U.S. Sen. Kirsten Gillibrand (D-N.Y.) on Dec. 17 called for more federal money and oversight to shore up the nation’s aging dams following an Associated Press investigation that found scores of potentially troubling dams located near homes and communities across the country.
Gillibrand said new legislation in the works should ensure that federal standards are in place to make dams more resilient to extreme weather events that are becoming more common because of a changing climate. She also called for greater funding for federal grants to fix unsafe dams that pose a risk to the public.
“We should not wait for a catastrophic dam failure or major flooding event to spur us to action,” Gillibrand said in a letter to leaders of the Senate Environment and Public Works Committee, which is crafting a new water resources bill. Gillibrand is a member of the committee.
She cited an AP analysis published in November that used federal data and state open records laws to identify at least 1,688 high-hazard dams rated in poor or unsatisfactory conditions as of 2018 in 44 states and Puerto Rico. The AP analysis noted that the actual number is almost certainly higher because some states haven’t rated all their dams and several states declined to release full data.
The AP investigation focused on high-hazard dams—which could kill people if they were to fail—that were found by inspectors to be in the worst condition. Georgia led the way with 198 high-hazard dams in unsatisfactory or poor condition, followed by North Carolina with 168 and Pennsylvania with 145. New York had 48 such dams.
Inspection reports cited a variety of problems: leaks that can indicate a dam is failing internally; unrepaired erosion from past instances of overtopping; holes from burrowing animals; tree growth that can destabilize earthen dams; and spillways too small to handle a large flood.
The nation’s dams are on average more than a half-century old, but there is no national standard for inspecting them. That’s led to a patchwork of state regulations in which some high-hazard dams are inspected annually while others wait up to five years.
Gillibrand said lawmakers should “proactively address dam safety” in the next Water Resources Development Act, which authorizes programs overseen by the U.S. Army Corps of Engineers and other agencies related to levees and dams.

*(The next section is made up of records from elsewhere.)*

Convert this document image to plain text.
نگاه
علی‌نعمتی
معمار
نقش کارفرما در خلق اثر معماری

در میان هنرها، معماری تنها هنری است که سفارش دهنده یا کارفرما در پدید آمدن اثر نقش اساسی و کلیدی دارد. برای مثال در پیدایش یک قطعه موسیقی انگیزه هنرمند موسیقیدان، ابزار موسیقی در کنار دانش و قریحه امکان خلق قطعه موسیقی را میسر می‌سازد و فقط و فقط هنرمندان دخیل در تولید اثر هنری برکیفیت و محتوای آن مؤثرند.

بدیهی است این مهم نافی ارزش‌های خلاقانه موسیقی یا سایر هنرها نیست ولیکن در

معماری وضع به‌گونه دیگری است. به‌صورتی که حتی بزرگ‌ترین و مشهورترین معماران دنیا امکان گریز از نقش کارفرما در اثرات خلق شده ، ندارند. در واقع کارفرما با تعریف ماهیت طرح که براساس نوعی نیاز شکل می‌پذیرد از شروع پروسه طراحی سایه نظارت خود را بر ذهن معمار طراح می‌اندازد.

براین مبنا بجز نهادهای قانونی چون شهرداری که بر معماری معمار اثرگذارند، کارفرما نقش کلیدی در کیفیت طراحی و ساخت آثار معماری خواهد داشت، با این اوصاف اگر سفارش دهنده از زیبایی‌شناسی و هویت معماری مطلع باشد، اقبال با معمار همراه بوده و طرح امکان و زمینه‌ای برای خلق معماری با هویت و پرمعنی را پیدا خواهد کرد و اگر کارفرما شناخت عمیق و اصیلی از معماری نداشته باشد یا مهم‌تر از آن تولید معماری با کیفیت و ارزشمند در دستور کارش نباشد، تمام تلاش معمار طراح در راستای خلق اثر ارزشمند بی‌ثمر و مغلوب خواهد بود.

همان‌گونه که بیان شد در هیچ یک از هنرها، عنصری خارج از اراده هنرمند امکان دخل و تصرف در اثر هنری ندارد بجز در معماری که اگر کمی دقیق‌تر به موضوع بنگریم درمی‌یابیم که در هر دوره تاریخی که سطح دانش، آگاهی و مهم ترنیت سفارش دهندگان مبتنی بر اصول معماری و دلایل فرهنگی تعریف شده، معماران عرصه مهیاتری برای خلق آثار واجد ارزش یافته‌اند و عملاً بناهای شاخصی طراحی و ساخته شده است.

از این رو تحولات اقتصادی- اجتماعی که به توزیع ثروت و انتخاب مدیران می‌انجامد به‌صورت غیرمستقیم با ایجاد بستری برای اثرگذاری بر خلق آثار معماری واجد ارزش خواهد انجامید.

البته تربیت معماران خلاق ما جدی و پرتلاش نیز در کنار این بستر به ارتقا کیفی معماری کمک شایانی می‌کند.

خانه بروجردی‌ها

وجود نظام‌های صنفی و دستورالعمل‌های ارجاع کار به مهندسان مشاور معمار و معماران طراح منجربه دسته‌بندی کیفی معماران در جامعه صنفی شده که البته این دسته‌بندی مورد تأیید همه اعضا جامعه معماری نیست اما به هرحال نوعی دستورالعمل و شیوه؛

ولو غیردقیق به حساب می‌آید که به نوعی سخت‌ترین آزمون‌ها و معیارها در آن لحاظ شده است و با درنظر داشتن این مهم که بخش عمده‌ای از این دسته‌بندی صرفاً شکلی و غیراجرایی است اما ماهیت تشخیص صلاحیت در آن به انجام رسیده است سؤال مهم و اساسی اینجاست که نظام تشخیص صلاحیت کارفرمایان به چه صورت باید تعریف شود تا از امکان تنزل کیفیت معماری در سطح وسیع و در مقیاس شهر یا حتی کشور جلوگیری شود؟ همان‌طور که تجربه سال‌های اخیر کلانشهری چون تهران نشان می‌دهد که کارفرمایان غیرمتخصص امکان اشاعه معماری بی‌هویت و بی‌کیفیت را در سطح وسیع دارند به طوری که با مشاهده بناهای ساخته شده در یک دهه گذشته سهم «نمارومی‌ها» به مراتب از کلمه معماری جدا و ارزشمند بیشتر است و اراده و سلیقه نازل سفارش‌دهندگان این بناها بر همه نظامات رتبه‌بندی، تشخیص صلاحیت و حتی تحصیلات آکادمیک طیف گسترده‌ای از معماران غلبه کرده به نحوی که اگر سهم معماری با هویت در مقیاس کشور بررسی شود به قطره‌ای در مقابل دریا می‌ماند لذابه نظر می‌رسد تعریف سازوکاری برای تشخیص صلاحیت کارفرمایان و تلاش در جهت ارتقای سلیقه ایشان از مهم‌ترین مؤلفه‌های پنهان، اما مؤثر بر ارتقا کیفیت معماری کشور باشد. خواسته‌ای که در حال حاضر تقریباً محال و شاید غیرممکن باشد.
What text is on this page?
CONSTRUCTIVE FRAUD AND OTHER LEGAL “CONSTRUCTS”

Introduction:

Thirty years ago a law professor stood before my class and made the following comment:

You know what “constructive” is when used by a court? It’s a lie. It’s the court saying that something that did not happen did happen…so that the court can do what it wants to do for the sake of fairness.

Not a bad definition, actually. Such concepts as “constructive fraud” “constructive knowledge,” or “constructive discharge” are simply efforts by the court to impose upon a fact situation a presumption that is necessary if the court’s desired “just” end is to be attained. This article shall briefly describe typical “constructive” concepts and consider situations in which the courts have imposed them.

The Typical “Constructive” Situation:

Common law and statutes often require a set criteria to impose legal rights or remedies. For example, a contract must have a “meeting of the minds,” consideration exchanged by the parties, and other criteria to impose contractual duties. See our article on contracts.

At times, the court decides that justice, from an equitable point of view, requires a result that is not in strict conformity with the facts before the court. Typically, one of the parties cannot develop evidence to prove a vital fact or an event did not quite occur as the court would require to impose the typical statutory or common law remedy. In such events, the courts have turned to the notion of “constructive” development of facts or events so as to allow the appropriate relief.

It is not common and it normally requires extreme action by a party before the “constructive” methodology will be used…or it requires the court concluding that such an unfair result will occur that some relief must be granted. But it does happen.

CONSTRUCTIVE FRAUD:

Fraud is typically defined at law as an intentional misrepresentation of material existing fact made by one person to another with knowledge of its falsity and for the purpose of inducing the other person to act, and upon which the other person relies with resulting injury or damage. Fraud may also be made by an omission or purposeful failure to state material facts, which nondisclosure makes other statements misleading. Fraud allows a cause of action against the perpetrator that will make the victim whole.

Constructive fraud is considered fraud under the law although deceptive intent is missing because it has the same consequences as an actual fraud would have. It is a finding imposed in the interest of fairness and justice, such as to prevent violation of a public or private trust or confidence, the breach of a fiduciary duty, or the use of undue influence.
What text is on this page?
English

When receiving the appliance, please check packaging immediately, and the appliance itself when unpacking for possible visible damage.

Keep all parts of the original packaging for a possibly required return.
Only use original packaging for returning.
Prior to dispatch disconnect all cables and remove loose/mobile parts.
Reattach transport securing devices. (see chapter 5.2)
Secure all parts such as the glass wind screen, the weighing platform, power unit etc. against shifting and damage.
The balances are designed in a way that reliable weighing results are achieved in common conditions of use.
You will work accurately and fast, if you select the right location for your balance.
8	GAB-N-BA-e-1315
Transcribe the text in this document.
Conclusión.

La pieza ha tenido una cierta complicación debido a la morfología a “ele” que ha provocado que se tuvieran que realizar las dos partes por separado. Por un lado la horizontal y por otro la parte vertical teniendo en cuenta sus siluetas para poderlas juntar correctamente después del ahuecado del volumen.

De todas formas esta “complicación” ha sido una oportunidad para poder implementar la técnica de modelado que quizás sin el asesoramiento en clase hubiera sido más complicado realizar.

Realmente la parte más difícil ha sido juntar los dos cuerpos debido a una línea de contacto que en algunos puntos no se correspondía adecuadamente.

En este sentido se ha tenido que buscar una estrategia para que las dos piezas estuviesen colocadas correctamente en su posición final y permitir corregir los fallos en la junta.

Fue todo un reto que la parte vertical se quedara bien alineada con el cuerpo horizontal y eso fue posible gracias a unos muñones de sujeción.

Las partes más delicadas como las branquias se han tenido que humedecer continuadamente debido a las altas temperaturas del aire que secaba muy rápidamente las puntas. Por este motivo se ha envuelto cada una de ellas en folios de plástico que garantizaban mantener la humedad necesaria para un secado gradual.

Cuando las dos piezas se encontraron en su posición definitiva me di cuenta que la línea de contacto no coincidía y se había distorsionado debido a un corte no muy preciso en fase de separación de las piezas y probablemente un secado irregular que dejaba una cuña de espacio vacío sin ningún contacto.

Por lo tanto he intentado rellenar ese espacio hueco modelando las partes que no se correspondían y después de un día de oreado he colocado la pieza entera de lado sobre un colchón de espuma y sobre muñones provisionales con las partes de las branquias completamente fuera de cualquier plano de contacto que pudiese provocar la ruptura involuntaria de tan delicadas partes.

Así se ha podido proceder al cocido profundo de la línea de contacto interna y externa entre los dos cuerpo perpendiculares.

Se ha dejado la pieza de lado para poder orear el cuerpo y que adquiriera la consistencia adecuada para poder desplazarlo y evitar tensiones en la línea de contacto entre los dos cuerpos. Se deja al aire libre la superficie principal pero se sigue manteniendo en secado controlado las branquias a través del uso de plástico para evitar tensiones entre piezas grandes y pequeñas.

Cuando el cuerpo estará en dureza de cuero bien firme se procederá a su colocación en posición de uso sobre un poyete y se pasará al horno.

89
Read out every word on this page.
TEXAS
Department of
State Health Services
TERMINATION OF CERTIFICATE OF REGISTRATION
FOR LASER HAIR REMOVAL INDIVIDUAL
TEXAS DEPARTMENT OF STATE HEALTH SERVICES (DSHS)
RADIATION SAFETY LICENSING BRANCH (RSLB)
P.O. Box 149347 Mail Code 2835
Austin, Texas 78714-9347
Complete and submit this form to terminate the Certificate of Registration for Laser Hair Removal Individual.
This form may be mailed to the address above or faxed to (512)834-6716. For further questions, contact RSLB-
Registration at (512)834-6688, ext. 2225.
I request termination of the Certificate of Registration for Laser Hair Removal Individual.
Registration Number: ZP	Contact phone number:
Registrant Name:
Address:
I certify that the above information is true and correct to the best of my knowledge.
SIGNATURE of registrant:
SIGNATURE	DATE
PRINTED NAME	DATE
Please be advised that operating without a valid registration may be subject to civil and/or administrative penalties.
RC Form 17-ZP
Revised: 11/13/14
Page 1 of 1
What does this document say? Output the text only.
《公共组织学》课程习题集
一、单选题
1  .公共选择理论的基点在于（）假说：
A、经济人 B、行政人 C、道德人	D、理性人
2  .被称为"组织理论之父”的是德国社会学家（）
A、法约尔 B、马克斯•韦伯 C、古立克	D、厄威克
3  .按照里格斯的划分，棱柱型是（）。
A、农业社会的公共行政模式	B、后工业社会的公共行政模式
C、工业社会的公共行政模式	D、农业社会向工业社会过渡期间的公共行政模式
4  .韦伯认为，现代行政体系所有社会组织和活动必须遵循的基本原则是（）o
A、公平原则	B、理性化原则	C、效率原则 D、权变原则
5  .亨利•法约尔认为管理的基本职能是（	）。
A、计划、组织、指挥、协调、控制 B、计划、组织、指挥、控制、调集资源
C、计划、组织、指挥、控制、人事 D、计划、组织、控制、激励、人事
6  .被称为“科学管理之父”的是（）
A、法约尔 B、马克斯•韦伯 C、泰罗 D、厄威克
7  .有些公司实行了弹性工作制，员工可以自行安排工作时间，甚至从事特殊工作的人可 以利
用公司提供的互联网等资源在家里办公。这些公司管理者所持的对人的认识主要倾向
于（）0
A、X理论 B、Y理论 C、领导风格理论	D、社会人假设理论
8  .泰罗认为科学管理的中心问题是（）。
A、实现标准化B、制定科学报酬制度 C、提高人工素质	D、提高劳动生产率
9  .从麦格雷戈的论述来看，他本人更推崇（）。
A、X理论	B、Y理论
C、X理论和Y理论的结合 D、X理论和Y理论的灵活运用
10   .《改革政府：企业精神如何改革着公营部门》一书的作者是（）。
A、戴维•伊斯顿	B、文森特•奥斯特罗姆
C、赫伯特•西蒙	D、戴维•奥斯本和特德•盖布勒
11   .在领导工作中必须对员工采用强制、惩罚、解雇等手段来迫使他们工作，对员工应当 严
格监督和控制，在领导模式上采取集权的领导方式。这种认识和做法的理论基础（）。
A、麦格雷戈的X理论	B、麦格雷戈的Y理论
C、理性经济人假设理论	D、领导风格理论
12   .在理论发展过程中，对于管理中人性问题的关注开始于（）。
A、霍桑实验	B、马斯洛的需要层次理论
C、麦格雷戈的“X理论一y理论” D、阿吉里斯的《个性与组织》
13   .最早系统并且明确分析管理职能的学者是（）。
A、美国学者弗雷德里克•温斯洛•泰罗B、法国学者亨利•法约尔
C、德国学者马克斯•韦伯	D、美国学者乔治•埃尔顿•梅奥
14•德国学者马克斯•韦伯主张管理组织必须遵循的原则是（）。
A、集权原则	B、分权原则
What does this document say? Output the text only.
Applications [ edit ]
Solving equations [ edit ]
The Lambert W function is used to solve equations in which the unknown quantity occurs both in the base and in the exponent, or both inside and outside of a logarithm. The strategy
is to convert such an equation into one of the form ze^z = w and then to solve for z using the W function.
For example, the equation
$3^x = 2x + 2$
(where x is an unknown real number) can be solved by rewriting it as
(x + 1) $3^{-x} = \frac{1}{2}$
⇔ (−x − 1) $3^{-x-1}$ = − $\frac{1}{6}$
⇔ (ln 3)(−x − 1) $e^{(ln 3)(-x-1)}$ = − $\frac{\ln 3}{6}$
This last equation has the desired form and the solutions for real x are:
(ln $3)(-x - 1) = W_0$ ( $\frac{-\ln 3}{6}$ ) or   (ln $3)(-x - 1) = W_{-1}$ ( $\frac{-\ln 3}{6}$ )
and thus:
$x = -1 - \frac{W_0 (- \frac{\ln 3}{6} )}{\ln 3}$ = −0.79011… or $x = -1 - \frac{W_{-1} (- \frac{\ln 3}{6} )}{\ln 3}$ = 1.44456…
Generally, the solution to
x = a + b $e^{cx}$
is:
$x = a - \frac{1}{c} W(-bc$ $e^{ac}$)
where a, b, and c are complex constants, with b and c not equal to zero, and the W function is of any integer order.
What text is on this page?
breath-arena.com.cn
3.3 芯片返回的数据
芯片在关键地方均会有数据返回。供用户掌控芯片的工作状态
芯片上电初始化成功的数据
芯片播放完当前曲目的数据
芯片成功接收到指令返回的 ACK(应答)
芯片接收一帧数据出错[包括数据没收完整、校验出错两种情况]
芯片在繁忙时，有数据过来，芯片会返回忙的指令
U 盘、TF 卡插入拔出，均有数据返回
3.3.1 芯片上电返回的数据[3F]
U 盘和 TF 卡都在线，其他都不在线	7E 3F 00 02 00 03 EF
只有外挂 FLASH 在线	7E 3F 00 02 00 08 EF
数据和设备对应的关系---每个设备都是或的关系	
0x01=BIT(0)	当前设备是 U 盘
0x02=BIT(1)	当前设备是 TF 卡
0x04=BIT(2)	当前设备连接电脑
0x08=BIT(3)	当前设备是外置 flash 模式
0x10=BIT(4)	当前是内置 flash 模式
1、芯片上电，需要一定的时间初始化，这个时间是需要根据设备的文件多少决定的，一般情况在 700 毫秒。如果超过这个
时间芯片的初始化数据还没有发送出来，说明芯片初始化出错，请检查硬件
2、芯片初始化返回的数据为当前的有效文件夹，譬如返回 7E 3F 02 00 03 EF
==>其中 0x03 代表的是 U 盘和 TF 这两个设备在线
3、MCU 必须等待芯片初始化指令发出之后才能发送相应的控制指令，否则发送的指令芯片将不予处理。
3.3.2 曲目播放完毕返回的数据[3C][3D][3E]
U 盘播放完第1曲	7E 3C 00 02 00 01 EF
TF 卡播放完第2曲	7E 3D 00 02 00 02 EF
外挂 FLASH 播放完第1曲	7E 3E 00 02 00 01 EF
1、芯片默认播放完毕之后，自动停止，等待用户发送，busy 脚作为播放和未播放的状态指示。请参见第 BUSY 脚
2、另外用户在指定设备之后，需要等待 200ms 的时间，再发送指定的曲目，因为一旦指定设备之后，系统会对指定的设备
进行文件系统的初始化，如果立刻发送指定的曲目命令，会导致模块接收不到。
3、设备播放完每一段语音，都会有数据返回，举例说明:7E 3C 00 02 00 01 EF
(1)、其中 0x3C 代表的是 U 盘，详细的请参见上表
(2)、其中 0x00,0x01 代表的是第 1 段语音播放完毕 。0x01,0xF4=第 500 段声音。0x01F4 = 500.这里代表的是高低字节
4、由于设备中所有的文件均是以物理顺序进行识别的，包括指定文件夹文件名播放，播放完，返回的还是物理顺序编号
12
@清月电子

The 2016 version of that federal law authorized $445 million in grants over 10 years to repair, improve, or remove high-hazard dams that have failed safety standards and pose an unacceptable risk to the public. But Congress didn’t fund the $10 million annual allotments for 2017 or 2018, and funded just $10 million of the $25 million authorized for 2019.
A 2020 spending plan unveiled this week by House leaders would again allot $10 million for the program—well short of the $40 million authorized for this year under the 2016 law. The program’s authorization is to rise to $60 million in 2021.
Gillibrand said she will push for full funding for the program in 2021 while seeking to ensure that its regulations are flexible enough to channel aid to dam owners. She wants the Army Corps to be able to assist with the planning, design, and construction of nonfederal dam rehabilitation projects, especially if the dams were originally built by the Corps.
In 2019, the Federal Emergency Management Agency distributed a portion of the grant money to 26 states that applied. But the grants were limited to paying for preliminary steps such as risk assessments and engineering designs, not actual repairs. State or local entities were required to provide a 35 percent match.